THOSE WHO DON'T UNDERSTAND ENTITLEMENTS CAN'T MODEL THEM.

Hessische Landesbank — IAM Analysis and Role Preparation

Omada has been procured. CyberArk is ready. The program has budget, timeline, and sponsors. And then it turns out that nobody knows exactly which entitlements actually exist in the mainframe environment. Not because no one is responsible, but because it never bothered anyone that they were never fully documented.

Omada is ready. The question is what goes into it.

As part of a program to improve information security, the Omada Identity Suite was to be introduced as the central Identity and Access Management (IAM) entitlement system and CyberArk as the Privileged Access Management (PAM) solution. Both in parallel, both under time pressure. The problem was not the program. The problem was what lay beneath it.

Grown structures do not lie. But they stay silent.

IT infrastructure and mainframe environments have their own history. Entitlements granted years ago were rarely documented, because they worked. Entitlement concepts were carried forward, not always reviewed. Privileged rights exist, but no one has ever systematically consolidated them. That was exactly the starting point. Omada needs role models. CyberArk needs cleanly identified privileged accounts. Neither was ready.

Count, review, clean up.

The first step was taking inventory. Which types of entitlements actually exist in the IT infrastructure and mainframe environment? How many accounts, what volumes, what structures? Volume frameworks and estimates were created, not as a bureaucratic exercise, but as a basis for decision-making for the subsequent integration.
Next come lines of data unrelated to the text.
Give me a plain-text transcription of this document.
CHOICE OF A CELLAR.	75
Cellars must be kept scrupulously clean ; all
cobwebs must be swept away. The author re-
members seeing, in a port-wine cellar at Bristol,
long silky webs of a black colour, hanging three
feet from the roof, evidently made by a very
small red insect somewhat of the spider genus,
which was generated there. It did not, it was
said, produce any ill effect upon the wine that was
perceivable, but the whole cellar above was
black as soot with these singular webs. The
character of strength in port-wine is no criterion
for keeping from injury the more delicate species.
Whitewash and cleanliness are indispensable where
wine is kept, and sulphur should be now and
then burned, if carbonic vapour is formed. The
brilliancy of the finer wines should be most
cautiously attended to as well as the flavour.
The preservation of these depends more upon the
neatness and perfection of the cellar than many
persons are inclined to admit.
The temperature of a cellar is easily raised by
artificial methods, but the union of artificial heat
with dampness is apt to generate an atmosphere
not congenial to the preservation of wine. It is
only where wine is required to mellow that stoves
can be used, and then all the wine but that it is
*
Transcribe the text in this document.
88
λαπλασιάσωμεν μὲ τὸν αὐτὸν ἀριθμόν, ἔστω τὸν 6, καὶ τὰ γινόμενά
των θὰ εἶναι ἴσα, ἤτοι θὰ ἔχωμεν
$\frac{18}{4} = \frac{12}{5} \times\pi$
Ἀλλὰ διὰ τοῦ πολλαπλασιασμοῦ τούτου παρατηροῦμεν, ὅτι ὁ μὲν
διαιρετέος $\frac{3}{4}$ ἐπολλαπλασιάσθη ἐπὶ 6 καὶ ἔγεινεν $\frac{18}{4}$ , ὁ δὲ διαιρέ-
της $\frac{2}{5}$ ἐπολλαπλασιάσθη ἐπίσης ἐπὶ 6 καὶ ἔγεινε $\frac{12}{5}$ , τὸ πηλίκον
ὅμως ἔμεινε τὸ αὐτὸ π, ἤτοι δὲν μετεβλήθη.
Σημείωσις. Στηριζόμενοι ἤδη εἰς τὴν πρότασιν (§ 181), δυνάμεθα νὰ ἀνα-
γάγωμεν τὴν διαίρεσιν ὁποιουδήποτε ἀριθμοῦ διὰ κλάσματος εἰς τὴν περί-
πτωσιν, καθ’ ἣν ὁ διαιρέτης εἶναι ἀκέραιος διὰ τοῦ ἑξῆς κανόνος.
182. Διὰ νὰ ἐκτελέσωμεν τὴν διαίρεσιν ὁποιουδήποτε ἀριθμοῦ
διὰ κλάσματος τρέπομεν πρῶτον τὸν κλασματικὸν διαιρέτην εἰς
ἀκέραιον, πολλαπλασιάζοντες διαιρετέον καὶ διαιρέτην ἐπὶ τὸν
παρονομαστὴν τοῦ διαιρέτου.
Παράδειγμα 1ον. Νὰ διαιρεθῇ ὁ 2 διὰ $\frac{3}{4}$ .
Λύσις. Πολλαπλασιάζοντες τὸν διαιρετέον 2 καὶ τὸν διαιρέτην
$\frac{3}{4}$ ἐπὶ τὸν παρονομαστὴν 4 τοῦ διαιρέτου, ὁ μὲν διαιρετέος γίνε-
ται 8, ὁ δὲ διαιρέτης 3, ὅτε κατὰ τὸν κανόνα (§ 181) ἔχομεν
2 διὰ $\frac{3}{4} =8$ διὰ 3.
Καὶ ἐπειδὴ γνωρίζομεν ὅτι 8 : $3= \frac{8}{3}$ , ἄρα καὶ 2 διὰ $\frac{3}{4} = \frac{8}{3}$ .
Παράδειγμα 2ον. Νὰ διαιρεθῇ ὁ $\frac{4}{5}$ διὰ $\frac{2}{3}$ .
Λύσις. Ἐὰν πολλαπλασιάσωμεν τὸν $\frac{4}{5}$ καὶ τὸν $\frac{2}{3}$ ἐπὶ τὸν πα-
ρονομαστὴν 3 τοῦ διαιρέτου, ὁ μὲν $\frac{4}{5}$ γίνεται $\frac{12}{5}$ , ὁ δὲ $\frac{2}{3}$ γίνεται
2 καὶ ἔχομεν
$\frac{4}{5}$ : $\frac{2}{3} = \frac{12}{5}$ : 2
At the same time, existing entitlement concepts were reviewed. Some still reflected actual operations. Others did not. Where necessary, they were updated before they could serve as a basis for modeling. Privileged rights were identified and prepared in a way that allowed a structured handover to CyberArk.

Only once it is clear what exists can a decision be made about what should remain.

Making visible what no one had looked for in years.

The entitlement structures are documented, cleaned up, and ready to be modeled in Omada. Privileged accounts are identified and prepared for CyberArk. The program was able to build on a foundation that did not exist in this form before.

The decisive point lies less in the technology. It lies in the fact that decisions made in operations that were never written down are now visible and manageable.

Why platform rollouts often fail later than planned.

Many IAM projects do not run into trouble because the wrong platform was chosen. They run into trouble because the foundations are not right. Role models built on incomplete entitlement structures reproduce the old problems in the new environment, just with more automation.

Anyone introducing an IAM or PAM platform and skipping the upstream step of taking inventory saves time at the start and loses it later. This project shows what that step actually means and why it is the prerequisite for the new platform to deliver what it is supposed to.